Tras el aldabonazo artístico que supone, a todos los niveles, el nacimiento de la Nouvelle Vague o Nueva Ola Francesa, con cineastas como Godard, Truffaut, Rivette, Resnais o Chabrol, el cine francés entra a mediados de los setenta en un cierto marasmo y desconcierto artístico, situación que se mantendría durante varios lustros, viviendo aquella época de las escasas rentas de algunos títulos aislados. Así las cosas, Francis Girod, quien participó activamente en diferentes puestos en la consolidación de la Nouvelle Vague, se pasa a la dirección con dos largometrajes, uno “El trío infernal”, floja versión de un caso tipo Landrú, pero a tres bandas, y esta “La banquera”, en la que una mujer de gran voluntad y fuertes principios se introduce durante los años treinta en los turbulentos ambientes de la gran banca francesa de la época, en los años en los que la III República se debatía en luchas intestinas que acabarían dejando el paso franco a la invasión nazi.

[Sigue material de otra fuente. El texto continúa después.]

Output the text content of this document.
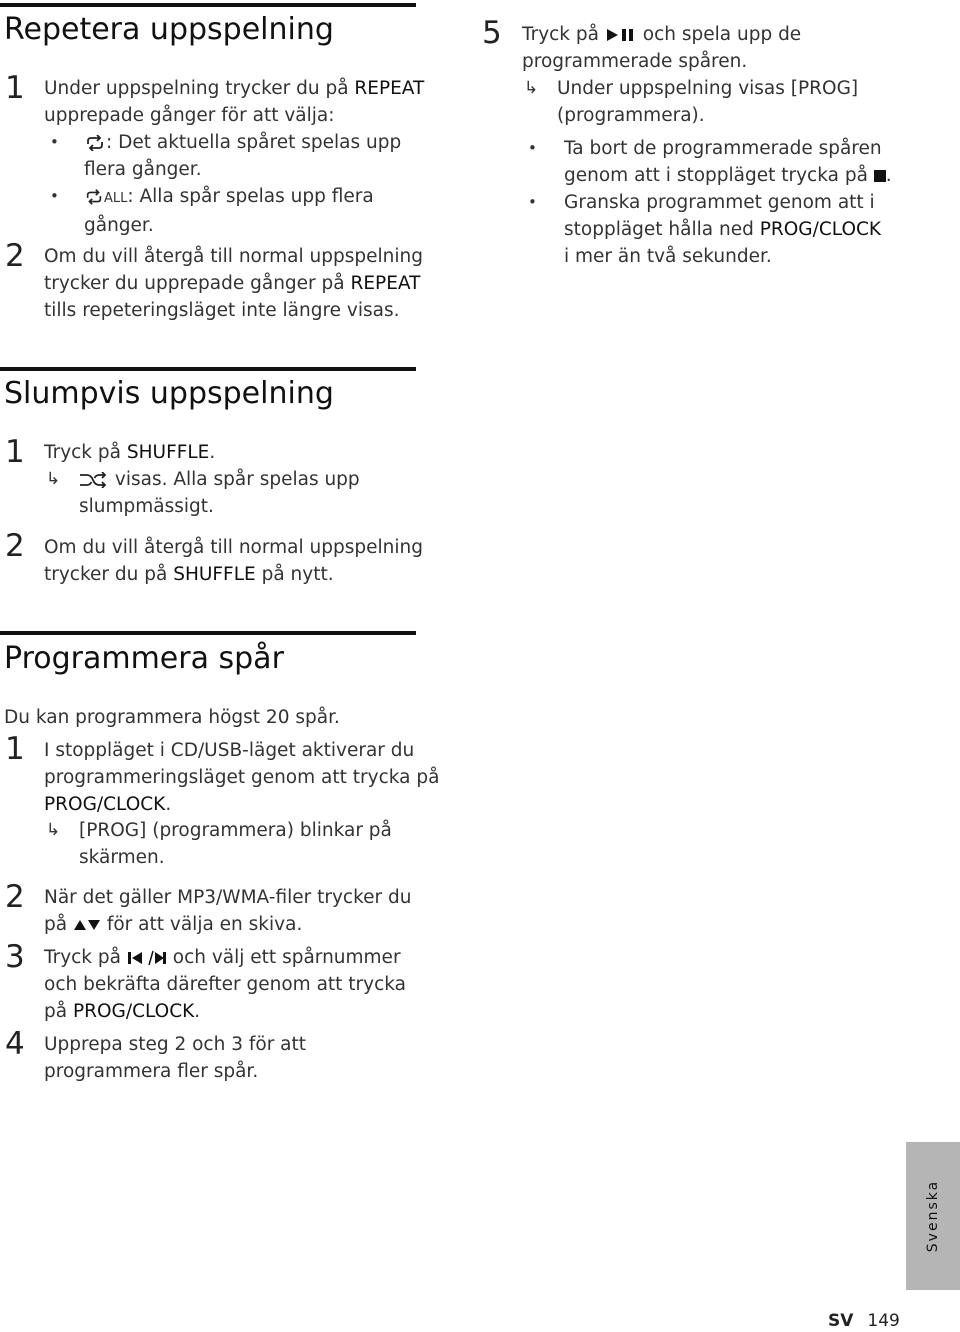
Repetera uppspelning
1 Under uppspelning trycker du på REPEAT
upprepade gånger för att välja:
•	: Det aktuella spåret spelas upp
flera gånger.
•	ALL: Alla spår spelas upp flera
gånger.
2 Om du vill återgå till normal uppspelning
trycker du upprepade gånger på REPEAT
tills repeteringsläget inte längre visas.
5 Tryck på  och spela upp de
programmerade spåren.
↳ Under uppspelning visas [PROG]
(programmera).
• Ta bort de programmerade spåren
genom att i stoppläget trycka på .
• Granska programmet genom att i
stoppläget hålla ned PROG/CLOCK
i mer än två sekunder.
Slumpvis uppspelning
1 Tryck på SHUFFLE.
↳	visas. Alla spår spelas upp
slumpmässigt.
2 Om du vill återgå till normal uppspelning
trycker du på SHUFFLE på nytt.
Programmera spår
Du kan programmera högst 20 spår.
1 I stoppläget i CD/USB-läget aktiverar du
programmeringsläget genom att trycka på
PROG/CLOCK.
↳ [PROG] (programmera) blinkar på
skärmen.
2 När det gäller MP3/WMA-filer trycker du
på  för att välja en skiva.
3 Tryck på  och välj ett spårnummer
och bekräfta därefter genom att trycka
på PROG/CLOCK.
4 Upprepa steg 2 och 3 för att
programmera fler spår.
Svenska
SV 149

“La banquera” es una película, a pesar de ello, atractiva. Plantea una historia en la que se combina acertadamente amor y política, tal vez dos caras de una misma moneda, y está realizada con precisión y concisión, virtudes poco frecuentes.
Gran parte del encanto del filme reside en su principal protagonista, una Romy Schneider en la cumbre de su carrera y en el mejor momento de su vida como mujer madura, espléndida en la recién estrenada cuarentena.
Un cuidado reparto de la cinematografía francesa la escolta, destacando nombres como Marie-France Pisier o Jean-Louis Trintignant, y también el rohmeriano Jean-Claude Brialy. A destacar, dentro de la suntuosa envoltura formal de la cinta, una interesante partitura del maestro Ennio Morricone.